Senate Majority Leader Harry Reid says Democrats agreed to move forward several conservative judges nominated by President George W. Bush in exchange for a moratorium on filibusters for future nominees. Now, Reid is threatening what’s called the “nuclear option” – dumping the filibuster requirement of 60 votes to move a nomination forward. Critics howl, but a filibuster is a Senate rule, not a constitutional requirement. But the threat guarantees the fight over judicial vacancies is likely to continue.
And the fight isn't just at the appeals court level. More than one-in-ten seats are vacant on federal district courts as well.
But not in California, where there is no vacancy on the Central District Court, which serves the greater Los Angeles area.
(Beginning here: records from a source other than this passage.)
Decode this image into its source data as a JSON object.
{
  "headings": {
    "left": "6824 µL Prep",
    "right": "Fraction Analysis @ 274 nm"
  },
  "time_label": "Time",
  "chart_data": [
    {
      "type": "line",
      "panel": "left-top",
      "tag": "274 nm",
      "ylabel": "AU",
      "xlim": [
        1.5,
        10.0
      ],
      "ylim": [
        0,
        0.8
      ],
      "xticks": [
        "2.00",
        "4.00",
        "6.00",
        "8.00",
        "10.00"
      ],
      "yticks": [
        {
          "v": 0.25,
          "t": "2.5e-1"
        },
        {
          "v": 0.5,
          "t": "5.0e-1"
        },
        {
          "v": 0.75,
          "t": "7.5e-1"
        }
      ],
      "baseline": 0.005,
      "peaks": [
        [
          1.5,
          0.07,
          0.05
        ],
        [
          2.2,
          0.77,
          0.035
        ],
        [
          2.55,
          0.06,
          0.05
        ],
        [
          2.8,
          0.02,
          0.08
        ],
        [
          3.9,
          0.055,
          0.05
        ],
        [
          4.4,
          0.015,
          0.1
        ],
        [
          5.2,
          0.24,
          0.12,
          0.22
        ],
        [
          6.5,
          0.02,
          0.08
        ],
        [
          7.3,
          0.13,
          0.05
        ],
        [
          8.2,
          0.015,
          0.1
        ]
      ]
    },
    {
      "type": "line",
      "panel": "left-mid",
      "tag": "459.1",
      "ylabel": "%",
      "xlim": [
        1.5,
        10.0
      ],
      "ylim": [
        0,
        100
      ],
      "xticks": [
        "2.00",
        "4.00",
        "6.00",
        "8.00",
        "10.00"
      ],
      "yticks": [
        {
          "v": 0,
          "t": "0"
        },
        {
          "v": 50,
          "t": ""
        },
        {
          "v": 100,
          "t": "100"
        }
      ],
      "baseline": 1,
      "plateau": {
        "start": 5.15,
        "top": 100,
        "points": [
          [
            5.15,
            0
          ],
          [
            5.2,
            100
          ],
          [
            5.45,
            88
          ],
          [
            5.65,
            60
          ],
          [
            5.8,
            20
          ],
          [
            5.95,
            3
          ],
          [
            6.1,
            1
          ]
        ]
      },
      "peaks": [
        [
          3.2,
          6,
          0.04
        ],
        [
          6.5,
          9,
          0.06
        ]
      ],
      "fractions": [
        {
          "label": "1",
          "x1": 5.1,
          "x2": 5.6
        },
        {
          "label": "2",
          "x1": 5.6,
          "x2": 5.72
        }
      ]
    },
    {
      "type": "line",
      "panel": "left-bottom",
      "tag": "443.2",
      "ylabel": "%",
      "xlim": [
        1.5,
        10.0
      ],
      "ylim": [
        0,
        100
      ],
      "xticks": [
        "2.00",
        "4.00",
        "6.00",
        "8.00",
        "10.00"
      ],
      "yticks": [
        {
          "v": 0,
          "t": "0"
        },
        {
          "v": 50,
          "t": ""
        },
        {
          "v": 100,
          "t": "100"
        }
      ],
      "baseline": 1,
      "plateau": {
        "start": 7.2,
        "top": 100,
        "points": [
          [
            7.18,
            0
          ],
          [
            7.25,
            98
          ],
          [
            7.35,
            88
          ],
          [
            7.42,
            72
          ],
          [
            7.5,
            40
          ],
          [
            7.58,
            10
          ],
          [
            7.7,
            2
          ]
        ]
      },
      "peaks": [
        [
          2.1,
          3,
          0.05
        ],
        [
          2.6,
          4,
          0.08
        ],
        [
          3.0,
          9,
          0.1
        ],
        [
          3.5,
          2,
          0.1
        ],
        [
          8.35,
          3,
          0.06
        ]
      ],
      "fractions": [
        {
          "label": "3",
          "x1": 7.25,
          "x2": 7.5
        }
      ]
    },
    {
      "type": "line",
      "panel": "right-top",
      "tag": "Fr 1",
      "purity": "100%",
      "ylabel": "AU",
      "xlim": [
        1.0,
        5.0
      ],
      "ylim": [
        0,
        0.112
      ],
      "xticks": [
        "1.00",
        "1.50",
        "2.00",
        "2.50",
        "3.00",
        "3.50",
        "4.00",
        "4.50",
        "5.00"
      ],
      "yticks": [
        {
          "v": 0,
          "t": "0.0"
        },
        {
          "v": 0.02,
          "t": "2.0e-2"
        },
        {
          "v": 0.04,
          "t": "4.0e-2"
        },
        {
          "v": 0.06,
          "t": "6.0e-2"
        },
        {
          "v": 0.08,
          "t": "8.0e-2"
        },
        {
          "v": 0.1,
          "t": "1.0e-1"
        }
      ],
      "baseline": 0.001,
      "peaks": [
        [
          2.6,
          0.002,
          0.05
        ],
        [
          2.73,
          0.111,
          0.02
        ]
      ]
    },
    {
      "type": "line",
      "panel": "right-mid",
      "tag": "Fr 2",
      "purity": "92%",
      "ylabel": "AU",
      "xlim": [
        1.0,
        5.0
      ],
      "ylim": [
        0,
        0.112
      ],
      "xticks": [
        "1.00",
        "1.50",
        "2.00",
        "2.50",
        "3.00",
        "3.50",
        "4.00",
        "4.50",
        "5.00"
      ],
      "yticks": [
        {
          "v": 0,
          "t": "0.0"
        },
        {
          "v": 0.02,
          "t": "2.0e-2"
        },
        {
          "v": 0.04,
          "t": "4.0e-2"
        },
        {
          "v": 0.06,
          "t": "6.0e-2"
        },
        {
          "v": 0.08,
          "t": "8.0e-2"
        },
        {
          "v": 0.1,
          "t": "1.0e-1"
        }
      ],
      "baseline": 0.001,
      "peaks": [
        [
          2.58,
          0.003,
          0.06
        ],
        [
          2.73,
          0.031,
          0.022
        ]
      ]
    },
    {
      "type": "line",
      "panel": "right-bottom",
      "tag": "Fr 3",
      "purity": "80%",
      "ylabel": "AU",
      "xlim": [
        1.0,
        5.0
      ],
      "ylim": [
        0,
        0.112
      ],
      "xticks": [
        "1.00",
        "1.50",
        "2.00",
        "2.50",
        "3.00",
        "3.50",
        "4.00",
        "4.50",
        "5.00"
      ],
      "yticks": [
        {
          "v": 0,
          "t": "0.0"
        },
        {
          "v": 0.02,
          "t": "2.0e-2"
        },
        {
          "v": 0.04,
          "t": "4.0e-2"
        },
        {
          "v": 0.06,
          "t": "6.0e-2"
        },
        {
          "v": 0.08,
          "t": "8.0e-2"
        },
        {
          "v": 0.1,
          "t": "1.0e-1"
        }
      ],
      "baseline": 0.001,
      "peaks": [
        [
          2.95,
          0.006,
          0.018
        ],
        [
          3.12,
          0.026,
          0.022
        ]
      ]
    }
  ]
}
And there's just one vacancy among the two dozen or so seats on the Eastern District Court, which serves the Inland Empire. There are two vacancies in the Northern District and one in the Southern District.
The Eastern District is waiting for the White House to announce a nominee for a vacant seat.
This is one of the busiest courts in the nation. In fact, in a letter from the American Bar Association last week, the Eastern District is said to have "astronomically high caseloads" and should be expanded. Given the fight over the budget, that's not likely to happen any time soon. The immigration reform measure passed by the Senate, but not the House, would add three judges to the Central District.
Correction: An earlier version of this story said the Eastern District Court has been waiting for a nominee from California's junior Senator Barbara Boxer for a year.